Poll finds strong popular support for smart growth
A new advocacy coalition, Smart Growth America, releases report on Americans’ changing attitudes toward sprawl. Americans are ready for new approaches to managing growth in their communities, the new poll suggests. Seventy-eight percent of respondents agreed that land-use planning should guide the placement and size of development, and the same percentage said they would favor smart growth policies in their state.
Smart growth was defined as “giving priority to improving services, such as schools, roads, affordable housing, and public transportation in existing communities, rather than encouraging new housing and commercial development and new highways in the countryside. Smart Growth America Director Don Chen says the coalition expected significant support for these general policies, but was surprised by the response to questions on affordable housing and transportation.
A majority of 66 percent supported policies that would require all new residential developments to have 15 percent housing for moderate and low-income families. Asked if they would favor their state government to spend more on public transportation, even if it means less money for new highways, 60 percent of respondents said yes. More thoughtful approaches
“People have realized that our efforts to manage traffic congestion through road construction have failed terribly, and they are willing to try new and more thoughtful approaches,” Chen says. Given a choice between three solutions for reducing traffic, 47 percent cited improving public transportation as the best long-term solution, followed by 28 percent who chose developing new communities where people do not have to drive long distances to work or shop.
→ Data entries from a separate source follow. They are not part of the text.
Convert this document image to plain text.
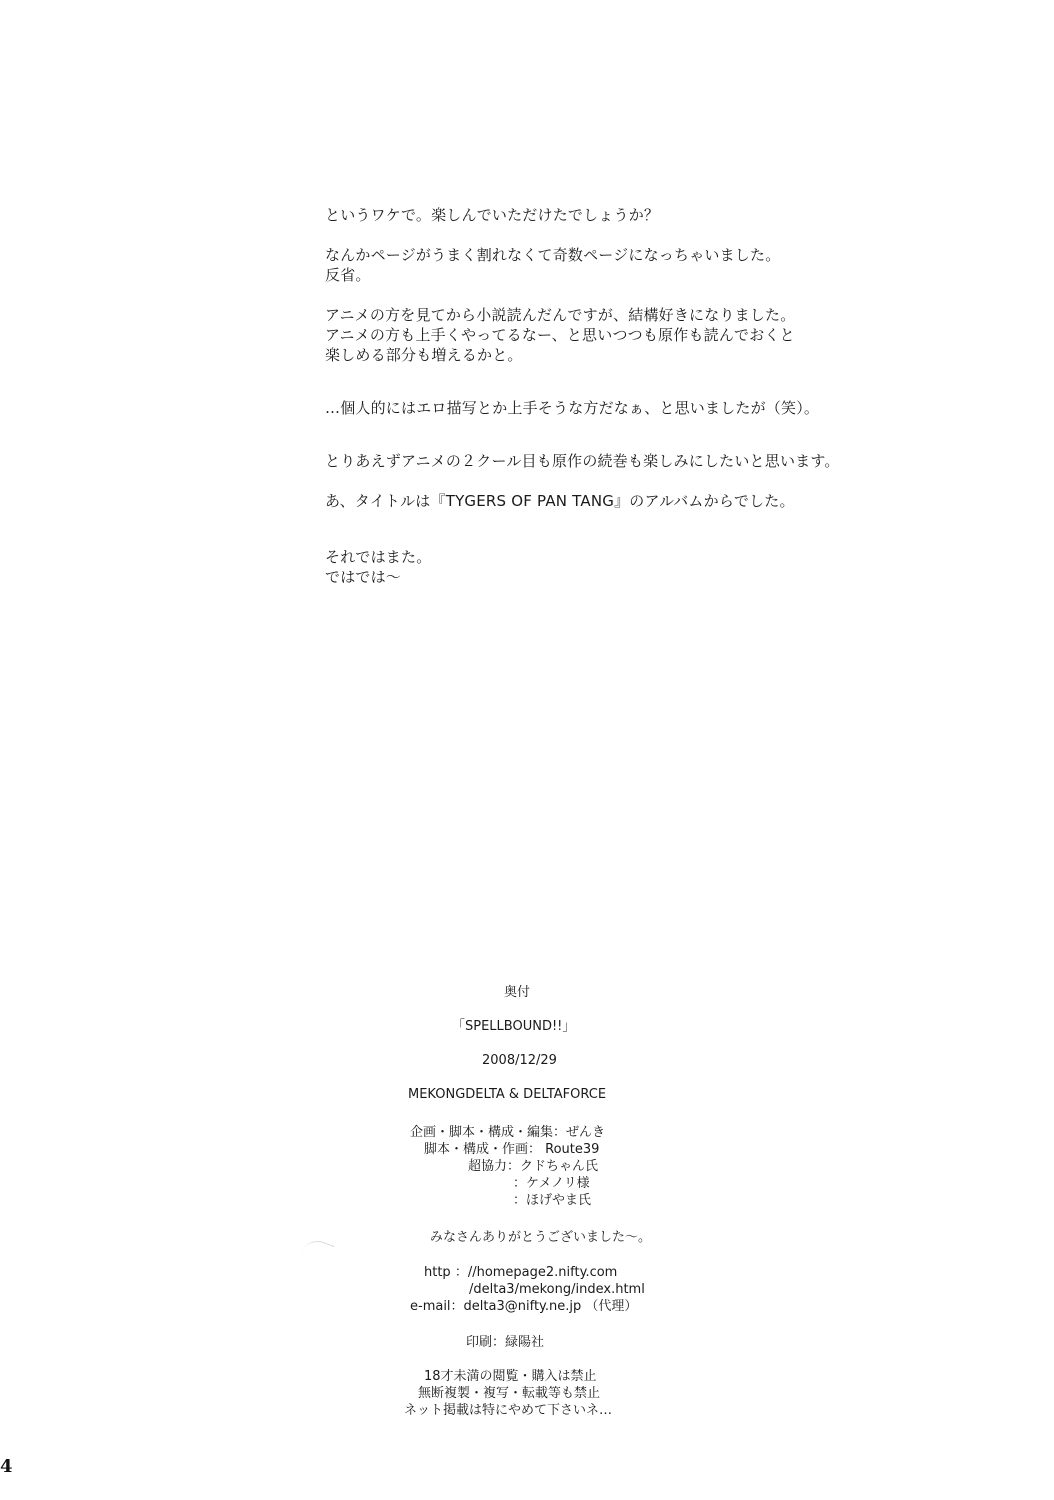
というワケで。楽しんでいただけたでしょうか？

なんかページがうまく割れなくて奇数ページになっちゃいました。

反省。

アニメの方を見てから小説読んだんですが、結構好きになりました。

アニメの方も上手くやってるなー、と思いつつも原作も読んでおくと

楽しめる部分も増えるかと。

…個人的にはエロ描写とか上手そうな方だなぁ、と思いましたが（笑）。

とりあえずアニメの２クール目も原作の続巻も楽しみにしたいと思います。

あ、タイトルは『TYGERS OF PAN TANG』のアルバムからでした。

それではまた。

ではでは～

奥付
「SPELLBOUND!!」
2008/12/29
MEKONGDELTA & DELTAFORCE
企画・脚本・構成・編集：ぜんき
脚本・構成・作画： Route39
超協力：クドちゃん氏
：ケメノリ様
：ほげやま氏
みなさんありがとうございました～。
http ：//homepage2.nifty.com
/delta3/mekong/index.html
e-mail：delta3@nifty.ne.jp （代理）
印刷：緑陽社
18才未満の閲覧・購入は禁止
無断複製・複写・転載等も禁止
ネット掲載は特にやめて下さいネ…
4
Twenty-one percent picked building new roads as the best solution. The poll is based on responses from 1,007 adults and has a margin of error of ± 3.1 percentage points. While the poll shows support for smart growth policies, it also raises the big underlying question: will this level of support hold up when Americans are faced with compact development or low-income housing in their own neighborhoods?
Chen acknowledges that the devil is in the details, but maintains that other trends cited by Smart Growth America indicate that people are serious about their support for a change in policy. The group’s report notes that, in the 1998 elections, voters nationwide considered 240 ballot initiatives on open space protection and other smart growth policies and 72 percent of those passed. Use of public transportation is greater than it has been since 1960 and is growing faster than driving.
New urbanist communities are proliferating, and the annual barometer of real estate, Emerging Trends in Real Estate, increasingly advises investors to put money in urban mixed-use projects rather than in suburban office parks and malls. “We think that Americans are expressing a desire to have more choices in where to live and how to get around,” Chen says. Smart Growth America was formed to promote that message more aggressively to both public officials and the general public.
Many of the partners in the coalition are already members of the Smart Growth Network, but Chen says that group has served a mainly educational function and that the time has come for a more active advocacy for smart growth. Among the Smart Growth America members are: the Congress for the New Urbanism; the Surface Transportation Policy Project; the Natural Resources Defense Council; the National Trust for Historic Preservation; the American Planning Association; the Sierra Club; and the Enterprise Foundation. The poll and report are available at www.smartgrowth america.com.